The text on the image reads
Black Lives Matter
Amplify Them
yashuaklos.net
@yashuared
“There are so many ways we survive, and in the resilience we can become more expansive—even more human....”. —Yashua Klos
Today, I want to copy and paste an entire interview for you to read because of the amount of sense this artist makes and how much perspective he shares in that interview. So, here's a link instead because, you know, ethics. The quote in the image above is from that interview.
Okay, onward!
Yashua Klos works in multiple mediums including wood block printing, collage (incorporating wood block printing), and sculpture. He has no qualms about scale in either direction. He does what is necessary for the work. This man understands depth and perspective (visual and otherwise) and storytelling. Mr. Klos has an eye for impact. His collages look and feel as if they surge off the wall.

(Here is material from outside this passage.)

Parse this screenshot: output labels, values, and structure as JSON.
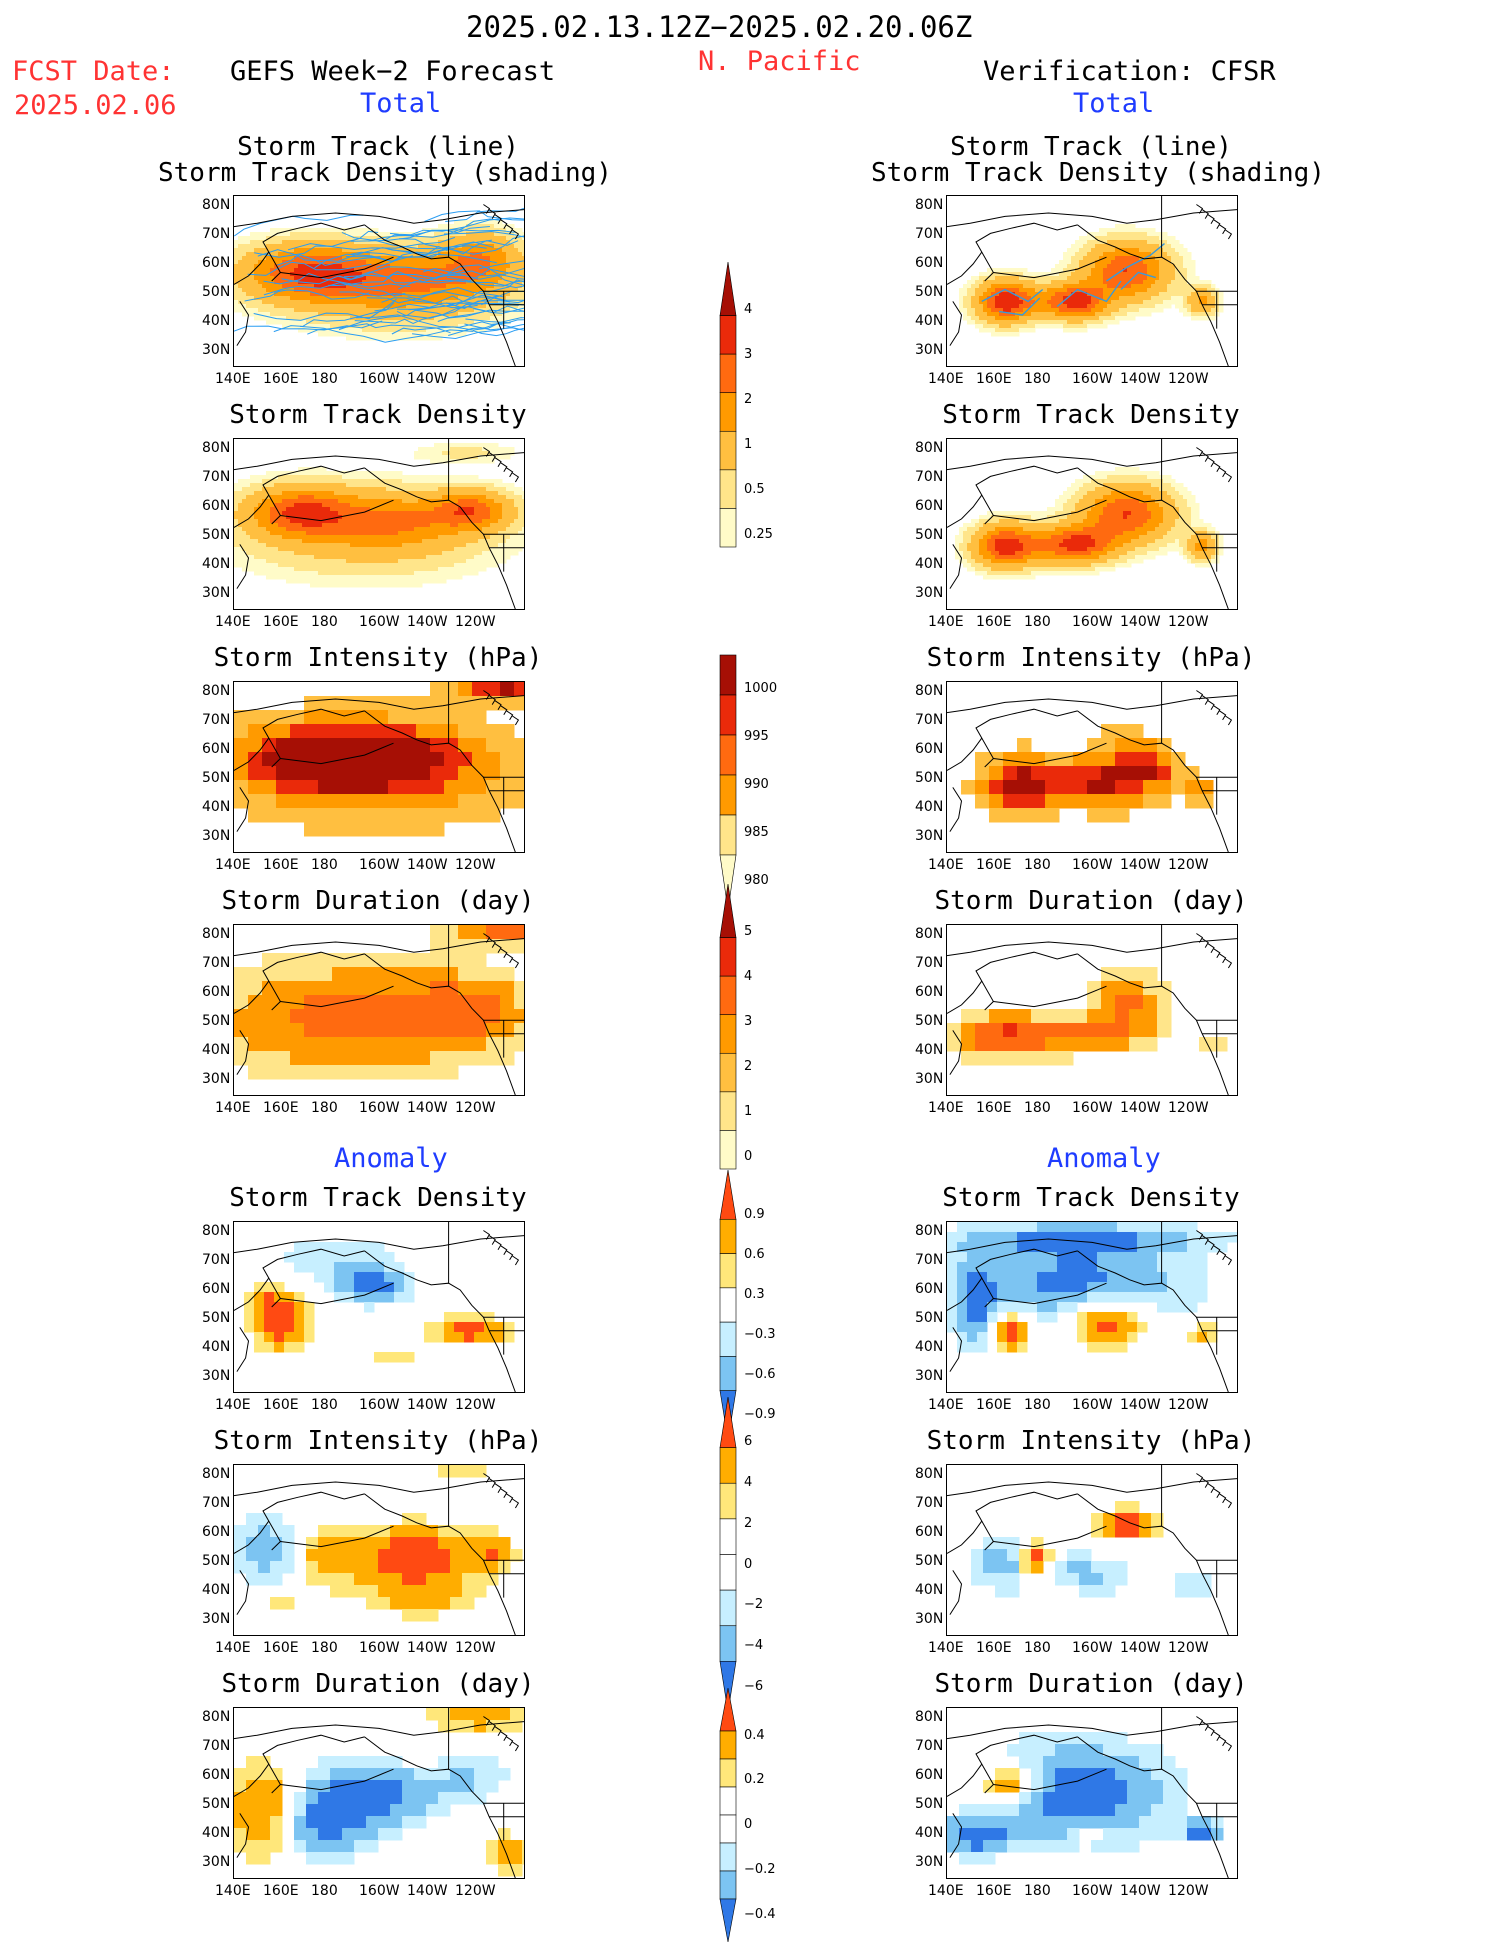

While delivering these welcome eye punches, he is drawing from and building myth to great purpose. In his own words:
Myth is layered in my work.... In America, “history” is a mix of fact and propaganda—which make a sort of myth. The myths here are obviously constructed to preserve a hierarchy and mitigate power. We have statues and monuments erected to concretize these myths. Ancient cultures have left behind the architecture and art of their mythical identities as well.
In my late teens I began to reclaim histories and myths around Black identity since I felt I was deprived of a true telling of history through the Chicago Public School system. This was my introduction to Afrocentrism in the mid 90’s—a project based around an African American reclamation of a heroic African identity. Myth in this sense is a way to dramatize and concretize lost histories.
—Yashua Klos, Newfound.org article on As Above, So Below
All right. I'm gonna stop now. Anything I can say about his work is better said by him or realized by your own eyes looking at it.